The target was outlined in a June notice from the Ministry of Industry and Information Technology and the state asset regulator, and reported by Caixin Global. The plan calls for humanoid robots and other “embodied intelligence” products to complete application testing and begin regular deployment in a first group of representative settings by year’s end.
Officials said the program will focus on more than 100 high-value use cases, including manufacturing, inspection, maintenance, logistics, retail, medical care, elderly care, workplace safety, emergency rescue and disaster prevention. Provinces and major state-owned companies are being asked to identify real operating sites where robots can be trained, tested and judged against practical measures such as task success, efficiency, safety and cost.
The initiative reflects Beijing’s effort to turn humanoid robotics into another pillar of advanced manufacturing. China already dominates the broader industrial robotics market.

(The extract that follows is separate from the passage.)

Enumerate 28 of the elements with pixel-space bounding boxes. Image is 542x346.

The International Federation of Robotics said China had more than 2 million industrial robots operating in factories in 2024 and installed 295,000 units that year, accounting for 54% of global demand.
Deployment drive tests cost, safety and reliability
Humanoid robots have attracted heavy investment because their humanlike shape could allow them to work in spaces designed for people, from assembly lines and stockrooms to service counters. But the technology remains difficult to commercialize. Robots must handle varied objects, move safely around people, operate for long shifts and prove cheaper or more useful than existing automation.
China’s plan is designed to confront those limits by creating real-world training environments. The government notice calls for companies, research institutes, component suppliers and users to form joint groups for each scenario. Those groups are expected to develop task-specific skills, gather machine data, improve motion-control algorithms and refine hardware such as actuators, sensors and batteries.
The program also encourages “humanoid robot as a service” models, including leasing and pay-per-use arrangements, to reduce upfront costs for customers. Officials said qualified projects could receive support through policy, standards work, financing, insurance and government incentives.
Several Chinese companies are already racing to claim early markets. Startups and established manufacturers, including robotics firms backed by automakers and logistics companies, have shown humanoids carrying boxes, sorting goods and performing basic factory tasks. State media has reported deployments in logistics centers, while automakers have tested humanoids for industrial-assistant roles.
The push carries political and economic stakes. China is trying to offset a shrinking workforce, raise factory productivity and strengthen domestic supply chains in artificial intelligence, advanced components and robotics. It also wants to generate the large volumes of real operating data needed to improve embodied AI systems.
Still, the 10,000-unit goal will be a test of whether humanoid robots can move beyond eye-catching videos. Analysts say early deployments are likely to be narrow, repetitive and closely supervised. The broader question is whether China can make the machines reliable enough, and cheap enough, for routine work at scale.